Friday, 18 July 2014
A dose of coccidiosis
I moved the latest batch of chicks to the chickhouse on the allotment about 10 days ago and after a week, I let them out of it to become free range. Though small, they were big enough to fend for themselves against the adult birds. The next day, on opening up the chick house in the morning to release them, I spotted that there was blood in their faeces.
Back home I checked through our chicken-keeping manuals and found that the symptoms fitted coccidiosis. This is a single cell parasite that can invade the gut of young birds. In most cases older chickens have built up an immunity to it. To cure them, I have bought a medicine which contains 3.84% Amprolium Hydrochloride. A small dose (7ml) was added to a litre of water. The chicks have had to be confined to the chickhouse again so that they are drinking only the medicated water and so that the other hens cannot drink it.
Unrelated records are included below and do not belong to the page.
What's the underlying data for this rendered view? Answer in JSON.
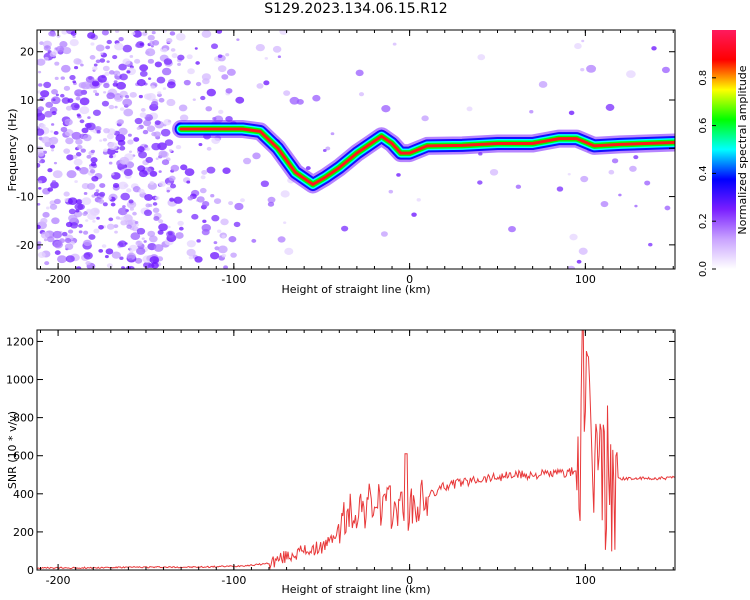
{
  "title": "S129.2023.134.06.15.R12",
  "colors": {
    "snr_line": "#e8393a",
    "spectrogram_low": "#b794f6",
    "spectrogram_mid": "#2f00ff",
    "spectrogram_high": "#e8132b"
  },
  "chart_data": [
    {
      "type": "heatmap",
      "xlabel": "Height of straight line (km)",
      "ylabel": "Frequency (Hz)",
      "xlim": [
        -212,
        151
      ],
      "ylim": [
        -25,
        24.5
      ],
      "xticks": [
        -200,
        -100,
        0,
        100
      ],
      "yticks": [
        -20,
        -10,
        0,
        10,
        20
      ],
      "colorbar": {
        "label": "Normalized spectral amplitude",
        "range": [
          0,
          1
        ],
        "ticks": [
          "0.0",
          "0.2",
          "0.4",
          "0.6",
          "0.8"
        ],
        "colormap": [
          "#ffffff",
          "#c9a3ff",
          "#7a1fff",
          "#0000ff",
          "#00ffff",
          "#00ff00",
          "#ffff00",
          "#ff0000",
          "#ff1a5e"
        ]
      },
      "ridge": {
        "x": [
          -130,
          -110,
          -95,
          -85,
          -75,
          -65,
          -55,
          -48,
          -40,
          -30,
          -22,
          -16,
          -10,
          -5,
          0,
          10,
          30,
          50,
          70,
          85,
          95,
          105,
          120,
          151
        ],
        "y": [
          4,
          4,
          4,
          3.5,
          0,
          -5,
          -7.5,
          -6,
          -4,
          -1,
          1,
          2.5,
          1,
          -1,
          -1,
          0.5,
          0.6,
          1,
          1,
          2,
          2,
          0.5,
          0.8,
          1.2
        ]
      }
    },
    {
      "type": "line",
      "xlabel": "Height of straight line (km)",
      "ylabel": "SNR (10 * v/v)",
      "xlim": [
        -212,
        151
      ],
      "ylim": [
        0,
        1260
      ],
      "xticks": [
        -200,
        -100,
        0,
        100
      ],
      "yticks": [
        0,
        200,
        400,
        600,
        800,
        1000,
        1200
      ],
      "series": [
        {
          "x": [
            -212,
            -180,
            -150,
            -120,
            -100,
            -90,
            -80,
            -70,
            -60,
            -50,
            -45,
            -40,
            -35,
            -30,
            -25,
            -20,
            -15,
            -10,
            -5,
            0,
            10,
            20,
            30,
            40,
            50,
            60,
            70,
            80,
            90,
            95,
            98,
            100,
            103,
            106,
            109,
            112,
            115,
            118,
            120,
            130,
            140,
            151
          ],
          "y": [
            10,
            12,
            15,
            15,
            20,
            25,
            35,
            70,
            100,
            120,
            150,
            220,
            280,
            320,
            330,
            350,
            330,
            320,
            330,
            300,
            380,
            440,
            460,
            480,
            490,
            500,
            500,
            505,
            510,
            520,
            600,
            800,
            650,
            550,
            520,
            480,
            470,
            480,
            480,
            480,
            480,
            485
          ]
        }
      ]
    }
  ]
}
The treatment will continue to Monday though they have responded well. There has been no more blood in their poo though sadly, one of the chicks has died, a cream legbar cockerel. He was much thinner than the others so the illness for him was terminal. Once the treatment is finished, the chicks will be able to go free range again.
I think the parasites were picked up when the chicks were in the chick run in the back garden. The origin was probably wild bird droppings but there was a time when the run got damp due to a burst of rain. We also think that it is better to move the birds at a younger age to the allotment in future. What has stopped us previously from taking them over at a young age is their vulnerability to vermin. We have solved that now. The quail house is vermin proof. Young chicks will go into there until they are an appropriate size to go free range.